Bank of England Chief Economist Huw Pill said an expected rise in inflation this year would probably not lead to second-round price pressures but stronger-than-expected wage growth seen to date was a reason for caution and care in cutting borrowing costs.
“Overall wage indicators have been easing but nonetheless perhaps there is some plateauing at rates that are a little bit higher than we had expected, and maybe it’s still a little bit higher than we would see as consistent with achievement for the inflation target,” Pill said in an online presentation to businesses on Friday.
“I think that is a reason for caution, for carefulness in the way we proceed with removing monetary policy restriction and cutting bank rate.”
Pill voted with the majority of the Monetary Policy Committee to cut the central bank’s main interest rate by a quarter point to 4.5% from 4.75% on Thursday, but two members voted for an even larger 50 basis point reduction.
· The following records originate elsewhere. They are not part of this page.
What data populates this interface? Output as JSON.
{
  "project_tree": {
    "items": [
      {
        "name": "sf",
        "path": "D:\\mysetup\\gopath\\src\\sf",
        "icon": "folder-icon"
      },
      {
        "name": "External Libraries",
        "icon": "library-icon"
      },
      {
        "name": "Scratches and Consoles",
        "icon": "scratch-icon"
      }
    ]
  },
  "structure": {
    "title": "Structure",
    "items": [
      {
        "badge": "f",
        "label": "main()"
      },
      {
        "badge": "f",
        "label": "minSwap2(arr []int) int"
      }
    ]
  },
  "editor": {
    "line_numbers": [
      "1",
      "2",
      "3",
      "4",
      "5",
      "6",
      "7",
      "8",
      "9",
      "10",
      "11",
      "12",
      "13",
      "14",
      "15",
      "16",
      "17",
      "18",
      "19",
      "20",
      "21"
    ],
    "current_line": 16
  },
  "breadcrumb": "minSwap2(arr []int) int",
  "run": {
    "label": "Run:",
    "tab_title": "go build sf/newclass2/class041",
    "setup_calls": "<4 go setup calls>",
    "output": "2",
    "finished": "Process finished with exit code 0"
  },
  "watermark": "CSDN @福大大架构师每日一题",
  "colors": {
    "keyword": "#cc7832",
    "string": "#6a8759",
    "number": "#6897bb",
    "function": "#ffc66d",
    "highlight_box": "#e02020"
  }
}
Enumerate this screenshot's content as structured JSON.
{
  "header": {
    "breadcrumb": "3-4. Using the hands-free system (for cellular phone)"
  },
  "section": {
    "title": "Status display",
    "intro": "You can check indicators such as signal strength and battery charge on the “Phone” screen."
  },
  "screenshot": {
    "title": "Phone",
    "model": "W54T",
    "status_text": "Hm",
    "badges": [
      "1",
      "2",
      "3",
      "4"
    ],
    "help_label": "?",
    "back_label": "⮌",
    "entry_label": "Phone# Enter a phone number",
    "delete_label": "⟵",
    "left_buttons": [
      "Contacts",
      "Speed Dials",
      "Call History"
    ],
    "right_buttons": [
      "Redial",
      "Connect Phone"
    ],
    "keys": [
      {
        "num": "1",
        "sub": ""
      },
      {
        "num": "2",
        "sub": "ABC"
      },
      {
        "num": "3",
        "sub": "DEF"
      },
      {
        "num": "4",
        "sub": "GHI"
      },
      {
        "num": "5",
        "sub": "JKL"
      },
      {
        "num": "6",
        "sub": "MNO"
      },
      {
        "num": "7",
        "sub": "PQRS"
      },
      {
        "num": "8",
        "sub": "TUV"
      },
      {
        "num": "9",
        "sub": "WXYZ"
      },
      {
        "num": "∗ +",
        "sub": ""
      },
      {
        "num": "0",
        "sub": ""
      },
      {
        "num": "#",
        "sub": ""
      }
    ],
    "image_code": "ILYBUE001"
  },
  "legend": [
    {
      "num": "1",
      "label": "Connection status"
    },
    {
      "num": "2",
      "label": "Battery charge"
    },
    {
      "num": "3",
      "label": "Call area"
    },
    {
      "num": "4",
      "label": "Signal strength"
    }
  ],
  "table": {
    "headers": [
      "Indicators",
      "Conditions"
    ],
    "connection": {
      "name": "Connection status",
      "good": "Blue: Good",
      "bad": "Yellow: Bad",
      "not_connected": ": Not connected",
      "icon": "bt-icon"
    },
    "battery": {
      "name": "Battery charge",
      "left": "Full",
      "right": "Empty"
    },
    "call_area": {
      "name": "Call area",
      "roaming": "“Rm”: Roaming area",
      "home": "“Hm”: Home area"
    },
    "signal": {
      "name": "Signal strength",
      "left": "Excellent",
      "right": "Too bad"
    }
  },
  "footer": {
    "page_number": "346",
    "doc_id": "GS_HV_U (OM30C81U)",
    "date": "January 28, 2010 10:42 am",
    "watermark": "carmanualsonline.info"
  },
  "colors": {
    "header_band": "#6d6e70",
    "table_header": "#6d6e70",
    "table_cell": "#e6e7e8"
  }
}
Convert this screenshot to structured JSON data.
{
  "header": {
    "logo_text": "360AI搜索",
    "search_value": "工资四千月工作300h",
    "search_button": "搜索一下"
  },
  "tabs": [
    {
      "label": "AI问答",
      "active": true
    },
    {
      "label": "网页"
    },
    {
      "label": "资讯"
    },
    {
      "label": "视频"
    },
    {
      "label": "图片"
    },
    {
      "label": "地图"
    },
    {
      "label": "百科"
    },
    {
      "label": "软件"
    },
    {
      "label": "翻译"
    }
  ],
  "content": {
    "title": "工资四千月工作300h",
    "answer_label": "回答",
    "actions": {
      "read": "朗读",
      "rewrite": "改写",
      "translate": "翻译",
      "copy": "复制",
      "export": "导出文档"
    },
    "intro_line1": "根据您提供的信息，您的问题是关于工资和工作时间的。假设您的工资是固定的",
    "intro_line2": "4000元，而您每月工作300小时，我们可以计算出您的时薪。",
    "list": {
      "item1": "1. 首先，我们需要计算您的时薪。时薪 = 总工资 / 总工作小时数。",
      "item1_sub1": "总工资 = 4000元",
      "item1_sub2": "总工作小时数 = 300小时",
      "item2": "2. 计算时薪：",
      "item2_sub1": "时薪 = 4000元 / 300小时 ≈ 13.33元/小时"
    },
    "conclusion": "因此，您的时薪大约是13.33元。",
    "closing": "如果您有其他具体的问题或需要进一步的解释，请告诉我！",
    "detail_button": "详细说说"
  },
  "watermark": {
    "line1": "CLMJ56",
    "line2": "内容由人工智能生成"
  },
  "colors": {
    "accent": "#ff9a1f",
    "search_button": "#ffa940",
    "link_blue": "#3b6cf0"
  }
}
The central bank halved its growth forecast for this year to 0.75% and forecast inflation would rise to around 3.7% in the third quarter of the year, not returning to its 2% target until late 2027.
BoE Governor Andrew Bailey said he expected to be able to cut rates further, but that the central bank would take a “gradual and careful” approach.
Minutes of February’s policy decision showed that some of the policymakers who backed the quarter-point rate cut thought the central bank should be “cautious” about cutting rates further due to the risk that higher inflation could be sticky.